Les chercheurs ont eu la chance, disent-ils, d’avoir accès à un grand groupe de patients de la clinique nationale XP de Guy’s et St Thomas ‘, où tous les patients britanniques atteints de la maladie sont pris en charge par la même équipe clinique. « Avoir une telle clinique signifie que les patients atteints de maladies rares peuvent être suivis à long terme en un seul endroit, ce qui facilite les enquêtes comme la nôtre », explique le Dr Momen. « C’est la première fois qu’autant de patients atteints de XP sont étudiés et que leurs neurones sont caractérisés avec une telle profondeur. »
Depuis la création de la clinique en 2010, les patients au Royaume-Uni ont été bien informés sur la photoprotection et sur la détection précoce des cancers de la peau, et par conséquent, ils vivent longtemps. « Aucun de nos patients n’est décédé d’un cancer de la peau », déclare le Dr Momen. « On dit souvent que les patients atteints de XP meurent dans la vingtaine ou la trentaine, soit à cause de cancers de la peau ou de neurodégénérescence, mais ce n’est pas toujours le cas. Il est important de reconnaître que certains patients atteints de XP ne développent pas de neurodégénérescence et développent principalement des cancers de la peau, contre lesquels ils peuvent prendre des mesures de protection à un stade précoce. »
Les résultats peuvent également être utiles pour comprendre pourquoi des personnes autrement en bonne santé développent une neurodégénérescence en vieillissant.

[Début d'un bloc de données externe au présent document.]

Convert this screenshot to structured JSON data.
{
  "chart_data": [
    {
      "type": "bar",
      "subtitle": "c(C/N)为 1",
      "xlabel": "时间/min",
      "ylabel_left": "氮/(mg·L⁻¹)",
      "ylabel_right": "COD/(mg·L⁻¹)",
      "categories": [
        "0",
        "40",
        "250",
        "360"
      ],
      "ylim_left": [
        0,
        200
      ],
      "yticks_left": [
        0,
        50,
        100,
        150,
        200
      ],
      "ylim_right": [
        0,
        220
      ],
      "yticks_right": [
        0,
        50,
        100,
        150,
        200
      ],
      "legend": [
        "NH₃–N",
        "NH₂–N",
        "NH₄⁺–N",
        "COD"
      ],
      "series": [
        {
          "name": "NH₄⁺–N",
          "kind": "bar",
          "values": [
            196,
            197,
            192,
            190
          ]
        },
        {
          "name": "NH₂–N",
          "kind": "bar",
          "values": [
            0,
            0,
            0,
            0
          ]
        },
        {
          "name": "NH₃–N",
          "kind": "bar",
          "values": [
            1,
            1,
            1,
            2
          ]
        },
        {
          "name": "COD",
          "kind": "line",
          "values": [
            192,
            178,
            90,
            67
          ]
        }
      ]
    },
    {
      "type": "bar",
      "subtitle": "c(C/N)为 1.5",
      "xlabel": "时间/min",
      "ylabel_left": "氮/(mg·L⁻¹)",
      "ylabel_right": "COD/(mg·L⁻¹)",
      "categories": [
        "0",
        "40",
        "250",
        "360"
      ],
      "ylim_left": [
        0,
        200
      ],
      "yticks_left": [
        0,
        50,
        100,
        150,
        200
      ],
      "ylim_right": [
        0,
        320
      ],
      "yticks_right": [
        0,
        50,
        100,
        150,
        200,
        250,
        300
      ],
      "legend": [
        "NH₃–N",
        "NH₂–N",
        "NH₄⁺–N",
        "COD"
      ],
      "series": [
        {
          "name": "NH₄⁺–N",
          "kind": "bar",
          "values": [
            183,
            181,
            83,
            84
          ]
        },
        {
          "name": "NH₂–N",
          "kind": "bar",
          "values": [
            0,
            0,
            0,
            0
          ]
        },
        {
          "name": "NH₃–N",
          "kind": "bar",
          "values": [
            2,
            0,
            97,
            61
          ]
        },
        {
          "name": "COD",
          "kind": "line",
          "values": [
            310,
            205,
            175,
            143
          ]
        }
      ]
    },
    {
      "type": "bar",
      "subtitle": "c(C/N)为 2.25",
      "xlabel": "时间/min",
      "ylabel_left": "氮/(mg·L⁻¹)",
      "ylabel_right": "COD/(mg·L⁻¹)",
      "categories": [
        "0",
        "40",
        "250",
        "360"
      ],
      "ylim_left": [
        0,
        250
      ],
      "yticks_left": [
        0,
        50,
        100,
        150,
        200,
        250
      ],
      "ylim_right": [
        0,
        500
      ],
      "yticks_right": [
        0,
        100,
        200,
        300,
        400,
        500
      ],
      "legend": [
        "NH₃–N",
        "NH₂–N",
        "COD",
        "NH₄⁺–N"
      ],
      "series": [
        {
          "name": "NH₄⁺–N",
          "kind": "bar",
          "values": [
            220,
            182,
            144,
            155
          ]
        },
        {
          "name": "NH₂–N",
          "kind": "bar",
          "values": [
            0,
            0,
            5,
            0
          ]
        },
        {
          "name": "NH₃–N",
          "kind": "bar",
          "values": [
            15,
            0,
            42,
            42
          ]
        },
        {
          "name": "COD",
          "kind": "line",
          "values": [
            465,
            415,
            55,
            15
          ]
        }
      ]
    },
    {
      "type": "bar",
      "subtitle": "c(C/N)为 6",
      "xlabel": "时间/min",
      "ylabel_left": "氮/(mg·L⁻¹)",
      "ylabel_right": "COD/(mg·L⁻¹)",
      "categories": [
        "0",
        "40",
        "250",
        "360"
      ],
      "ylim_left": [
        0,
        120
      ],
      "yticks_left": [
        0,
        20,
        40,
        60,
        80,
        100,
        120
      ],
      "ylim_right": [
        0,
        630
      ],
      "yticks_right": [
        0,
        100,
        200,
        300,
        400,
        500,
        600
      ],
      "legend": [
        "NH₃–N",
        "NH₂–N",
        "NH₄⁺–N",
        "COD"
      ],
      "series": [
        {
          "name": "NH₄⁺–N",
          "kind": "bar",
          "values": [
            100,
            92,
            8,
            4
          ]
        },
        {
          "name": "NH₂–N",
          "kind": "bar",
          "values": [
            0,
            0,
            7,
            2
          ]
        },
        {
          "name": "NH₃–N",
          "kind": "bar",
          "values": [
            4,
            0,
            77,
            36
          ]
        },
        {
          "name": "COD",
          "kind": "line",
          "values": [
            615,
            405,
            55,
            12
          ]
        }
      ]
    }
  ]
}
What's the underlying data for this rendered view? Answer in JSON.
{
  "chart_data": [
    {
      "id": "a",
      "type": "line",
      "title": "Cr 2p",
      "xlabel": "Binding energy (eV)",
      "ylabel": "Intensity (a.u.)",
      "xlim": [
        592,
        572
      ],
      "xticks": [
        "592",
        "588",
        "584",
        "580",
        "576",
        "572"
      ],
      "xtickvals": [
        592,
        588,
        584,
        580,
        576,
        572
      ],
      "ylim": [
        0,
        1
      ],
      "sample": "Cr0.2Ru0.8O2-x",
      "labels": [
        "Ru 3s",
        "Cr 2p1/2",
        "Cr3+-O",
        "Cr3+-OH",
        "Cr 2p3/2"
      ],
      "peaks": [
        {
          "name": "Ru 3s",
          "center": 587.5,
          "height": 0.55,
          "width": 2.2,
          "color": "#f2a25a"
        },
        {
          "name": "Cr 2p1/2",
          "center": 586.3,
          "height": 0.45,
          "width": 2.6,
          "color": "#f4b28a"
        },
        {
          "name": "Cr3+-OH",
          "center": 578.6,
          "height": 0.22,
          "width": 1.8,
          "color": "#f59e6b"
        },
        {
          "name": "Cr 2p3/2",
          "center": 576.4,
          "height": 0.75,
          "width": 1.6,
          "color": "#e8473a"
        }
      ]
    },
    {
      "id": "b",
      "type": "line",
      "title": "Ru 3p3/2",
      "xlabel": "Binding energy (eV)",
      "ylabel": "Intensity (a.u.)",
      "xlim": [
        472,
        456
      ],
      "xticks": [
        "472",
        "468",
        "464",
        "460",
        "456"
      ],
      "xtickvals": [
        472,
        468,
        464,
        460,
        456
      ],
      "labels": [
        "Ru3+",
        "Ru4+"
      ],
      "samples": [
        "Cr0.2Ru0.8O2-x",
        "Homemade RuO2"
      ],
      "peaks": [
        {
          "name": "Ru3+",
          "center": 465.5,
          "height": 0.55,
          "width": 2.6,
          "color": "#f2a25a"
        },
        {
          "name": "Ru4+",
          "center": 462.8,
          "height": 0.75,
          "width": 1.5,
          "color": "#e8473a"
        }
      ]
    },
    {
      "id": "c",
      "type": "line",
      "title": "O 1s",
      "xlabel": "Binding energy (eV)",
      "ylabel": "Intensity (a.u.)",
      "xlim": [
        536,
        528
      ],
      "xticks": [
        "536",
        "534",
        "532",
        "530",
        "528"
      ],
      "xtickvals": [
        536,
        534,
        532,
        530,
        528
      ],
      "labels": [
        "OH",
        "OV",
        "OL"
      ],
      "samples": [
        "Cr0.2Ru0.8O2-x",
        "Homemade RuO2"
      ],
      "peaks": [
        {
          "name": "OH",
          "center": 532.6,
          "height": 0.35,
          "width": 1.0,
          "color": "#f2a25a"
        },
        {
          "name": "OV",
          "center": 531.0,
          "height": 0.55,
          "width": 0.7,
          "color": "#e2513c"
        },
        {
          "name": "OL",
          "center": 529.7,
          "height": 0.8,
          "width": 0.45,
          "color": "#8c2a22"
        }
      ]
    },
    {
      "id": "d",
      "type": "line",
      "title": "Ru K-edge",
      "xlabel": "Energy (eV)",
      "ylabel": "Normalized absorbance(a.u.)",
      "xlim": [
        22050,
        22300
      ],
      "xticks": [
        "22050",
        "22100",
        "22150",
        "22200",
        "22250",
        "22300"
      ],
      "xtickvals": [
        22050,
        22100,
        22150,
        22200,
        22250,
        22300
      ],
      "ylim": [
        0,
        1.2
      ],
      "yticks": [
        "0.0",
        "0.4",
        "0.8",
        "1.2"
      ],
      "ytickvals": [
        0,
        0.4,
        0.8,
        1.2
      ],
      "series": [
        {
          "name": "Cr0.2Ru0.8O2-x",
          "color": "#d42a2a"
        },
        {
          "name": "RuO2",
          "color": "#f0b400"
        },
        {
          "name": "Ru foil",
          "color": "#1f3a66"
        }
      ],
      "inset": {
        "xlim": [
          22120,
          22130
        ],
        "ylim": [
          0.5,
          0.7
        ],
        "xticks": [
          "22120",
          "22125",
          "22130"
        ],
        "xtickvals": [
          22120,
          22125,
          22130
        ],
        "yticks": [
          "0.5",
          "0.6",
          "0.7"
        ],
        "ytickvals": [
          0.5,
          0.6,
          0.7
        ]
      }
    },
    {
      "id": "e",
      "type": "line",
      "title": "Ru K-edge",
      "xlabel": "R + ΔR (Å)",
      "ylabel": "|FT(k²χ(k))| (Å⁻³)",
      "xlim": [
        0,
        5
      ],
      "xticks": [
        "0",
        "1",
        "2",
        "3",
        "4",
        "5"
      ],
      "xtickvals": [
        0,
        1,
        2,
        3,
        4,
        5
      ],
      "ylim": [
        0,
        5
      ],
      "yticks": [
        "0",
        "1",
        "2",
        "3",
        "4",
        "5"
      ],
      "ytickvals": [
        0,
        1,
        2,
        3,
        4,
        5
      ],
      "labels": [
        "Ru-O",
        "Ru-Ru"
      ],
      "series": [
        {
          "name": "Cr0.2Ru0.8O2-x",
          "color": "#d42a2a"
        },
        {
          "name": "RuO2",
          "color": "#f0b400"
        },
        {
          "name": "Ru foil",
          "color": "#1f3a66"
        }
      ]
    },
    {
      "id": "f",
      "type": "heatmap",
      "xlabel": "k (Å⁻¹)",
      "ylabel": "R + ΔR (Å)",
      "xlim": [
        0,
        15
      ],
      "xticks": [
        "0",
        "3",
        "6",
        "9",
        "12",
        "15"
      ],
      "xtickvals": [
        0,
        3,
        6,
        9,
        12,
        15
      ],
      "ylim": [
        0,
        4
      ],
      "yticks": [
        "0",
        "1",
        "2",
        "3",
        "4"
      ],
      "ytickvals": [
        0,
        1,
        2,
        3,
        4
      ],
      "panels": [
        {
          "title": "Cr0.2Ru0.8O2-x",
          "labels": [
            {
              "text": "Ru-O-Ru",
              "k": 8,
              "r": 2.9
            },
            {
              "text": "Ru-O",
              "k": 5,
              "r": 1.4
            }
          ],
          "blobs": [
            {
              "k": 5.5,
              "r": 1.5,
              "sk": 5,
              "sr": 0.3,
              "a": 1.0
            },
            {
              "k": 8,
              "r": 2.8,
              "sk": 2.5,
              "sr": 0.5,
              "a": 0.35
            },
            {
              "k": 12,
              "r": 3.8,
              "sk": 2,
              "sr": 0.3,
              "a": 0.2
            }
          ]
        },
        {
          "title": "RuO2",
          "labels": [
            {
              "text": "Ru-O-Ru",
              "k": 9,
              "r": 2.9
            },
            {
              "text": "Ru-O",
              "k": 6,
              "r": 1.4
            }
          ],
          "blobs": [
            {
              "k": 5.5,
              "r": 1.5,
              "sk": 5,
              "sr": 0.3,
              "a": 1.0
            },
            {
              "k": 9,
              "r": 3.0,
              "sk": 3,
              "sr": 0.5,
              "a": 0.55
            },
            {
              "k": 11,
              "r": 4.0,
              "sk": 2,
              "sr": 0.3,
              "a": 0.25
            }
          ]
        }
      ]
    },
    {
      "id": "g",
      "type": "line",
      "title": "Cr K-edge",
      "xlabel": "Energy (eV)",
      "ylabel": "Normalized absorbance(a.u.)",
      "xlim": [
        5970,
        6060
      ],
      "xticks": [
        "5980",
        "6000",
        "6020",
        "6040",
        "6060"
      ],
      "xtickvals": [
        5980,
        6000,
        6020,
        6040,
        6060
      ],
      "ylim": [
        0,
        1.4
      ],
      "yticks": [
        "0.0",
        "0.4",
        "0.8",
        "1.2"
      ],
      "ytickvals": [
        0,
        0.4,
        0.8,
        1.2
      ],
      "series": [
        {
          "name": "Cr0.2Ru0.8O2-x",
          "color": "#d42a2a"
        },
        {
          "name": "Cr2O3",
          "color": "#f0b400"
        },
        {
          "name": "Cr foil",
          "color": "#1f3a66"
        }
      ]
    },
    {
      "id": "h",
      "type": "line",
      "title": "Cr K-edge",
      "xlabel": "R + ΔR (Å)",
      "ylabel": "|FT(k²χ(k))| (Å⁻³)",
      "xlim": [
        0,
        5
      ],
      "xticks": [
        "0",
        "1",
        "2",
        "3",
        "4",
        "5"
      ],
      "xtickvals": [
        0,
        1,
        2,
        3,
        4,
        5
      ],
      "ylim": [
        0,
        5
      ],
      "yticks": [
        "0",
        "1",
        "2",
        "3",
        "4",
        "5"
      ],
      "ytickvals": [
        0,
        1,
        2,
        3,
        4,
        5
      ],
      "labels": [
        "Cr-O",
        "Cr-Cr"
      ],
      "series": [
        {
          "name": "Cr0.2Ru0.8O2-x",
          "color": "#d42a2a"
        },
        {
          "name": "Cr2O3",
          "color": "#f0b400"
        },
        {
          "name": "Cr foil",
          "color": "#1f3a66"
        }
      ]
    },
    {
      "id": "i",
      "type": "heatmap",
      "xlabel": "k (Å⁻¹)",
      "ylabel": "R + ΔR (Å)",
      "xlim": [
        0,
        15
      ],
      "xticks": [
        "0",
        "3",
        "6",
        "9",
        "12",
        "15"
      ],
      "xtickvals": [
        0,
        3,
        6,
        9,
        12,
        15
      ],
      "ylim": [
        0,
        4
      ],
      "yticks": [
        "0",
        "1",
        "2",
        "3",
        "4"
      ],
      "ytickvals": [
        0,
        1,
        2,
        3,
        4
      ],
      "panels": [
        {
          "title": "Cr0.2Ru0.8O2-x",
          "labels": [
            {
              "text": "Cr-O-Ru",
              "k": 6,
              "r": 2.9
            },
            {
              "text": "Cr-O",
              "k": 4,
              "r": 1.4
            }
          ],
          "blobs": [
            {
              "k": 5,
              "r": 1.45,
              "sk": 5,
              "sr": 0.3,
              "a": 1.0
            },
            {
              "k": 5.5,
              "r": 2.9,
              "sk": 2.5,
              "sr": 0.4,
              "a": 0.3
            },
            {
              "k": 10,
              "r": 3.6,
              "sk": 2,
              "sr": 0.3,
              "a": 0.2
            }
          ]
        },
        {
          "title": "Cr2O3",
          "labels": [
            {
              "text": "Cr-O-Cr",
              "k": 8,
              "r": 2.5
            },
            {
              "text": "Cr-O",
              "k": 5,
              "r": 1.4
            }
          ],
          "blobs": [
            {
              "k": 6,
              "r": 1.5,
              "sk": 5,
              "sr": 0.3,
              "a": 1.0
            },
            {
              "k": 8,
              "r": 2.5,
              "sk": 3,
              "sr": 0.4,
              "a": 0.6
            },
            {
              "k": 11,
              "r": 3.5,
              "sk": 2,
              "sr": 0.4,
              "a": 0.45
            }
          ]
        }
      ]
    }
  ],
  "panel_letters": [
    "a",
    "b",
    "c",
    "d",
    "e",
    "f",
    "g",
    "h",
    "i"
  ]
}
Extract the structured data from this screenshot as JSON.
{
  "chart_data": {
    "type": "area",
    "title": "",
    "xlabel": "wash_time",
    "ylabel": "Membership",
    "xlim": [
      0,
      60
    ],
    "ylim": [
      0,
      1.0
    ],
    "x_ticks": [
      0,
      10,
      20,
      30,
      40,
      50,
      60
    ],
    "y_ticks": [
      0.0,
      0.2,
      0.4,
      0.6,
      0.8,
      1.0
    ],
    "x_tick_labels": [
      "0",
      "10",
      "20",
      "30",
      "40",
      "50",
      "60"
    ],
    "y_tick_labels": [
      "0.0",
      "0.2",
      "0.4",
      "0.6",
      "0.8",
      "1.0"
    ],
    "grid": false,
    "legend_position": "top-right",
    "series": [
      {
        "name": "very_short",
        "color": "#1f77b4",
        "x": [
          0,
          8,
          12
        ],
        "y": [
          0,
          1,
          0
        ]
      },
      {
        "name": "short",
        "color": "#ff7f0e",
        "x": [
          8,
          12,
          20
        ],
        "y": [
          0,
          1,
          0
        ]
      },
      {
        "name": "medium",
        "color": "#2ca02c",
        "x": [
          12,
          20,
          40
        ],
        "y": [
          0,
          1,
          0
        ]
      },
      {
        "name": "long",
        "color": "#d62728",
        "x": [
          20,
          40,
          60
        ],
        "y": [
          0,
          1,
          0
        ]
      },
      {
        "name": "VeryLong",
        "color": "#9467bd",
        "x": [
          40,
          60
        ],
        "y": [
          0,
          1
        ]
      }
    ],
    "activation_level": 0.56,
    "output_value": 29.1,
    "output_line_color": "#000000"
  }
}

Au cours des dernières années, l’étude de patients atteints de XP a aidé les scientifiques à comprendre pourquoi certaines personnes par ailleurs en bonne santé développent des cancers de la peau après une exposition à la lumière UV. « Nous pouvons maintenant extrapoler les résultats de notre étude pour comprendre pourquoi la voie de réparation défectueuse de l’ADN impliquée dans XP est impliquée dans la santé du cerveau et cela peut, à son tour, nous aider à comprendre pourquoi certaines personnes développent une neurodégénérescence en vieillissant. »
D’autres études de validation de l’algorithme de détection précoce seront nécessaires avant qu’il puisse être utilisé comme outil prédictif dans la pratique clinique. Des essais cliniques seront également nécessaires pour voir quels médicaments, le cas échéant, peuvent être utiles pour arrêter ou retarder la neurodégénérescence chez les patients identifiés comme étant à risque.
Je ne m’attendais pas à ce que nous puissions caractériser aussi clairement les neurones issus de ces patients avec et sans neurodégénérescence. Lorsque nous avons utilisé la protéomique, les résultats nous ont permis de voir clairement si les patients avaient ou non une neurodégénérescence. C’est très encourageant et, nous l’espérons, une étape supplémentaire sur la voie d’un traitement efficace de cette maladie pénible. »
Dr Sophie Momen, dermatologue consultante au Guy’s and St Thomas’ NHS Foundation Trust, Londres, Royaume-Uni
Le professeur Alexandre Reymond, président de la conférence, a déclaré : « Notre capacité à personnaliser les traitements se traduira par un système de santé plus efficace. Pour atteindre cet objectif, nous avons besoin de nouvelles approches pour reconnaître les personnes les plus à risque.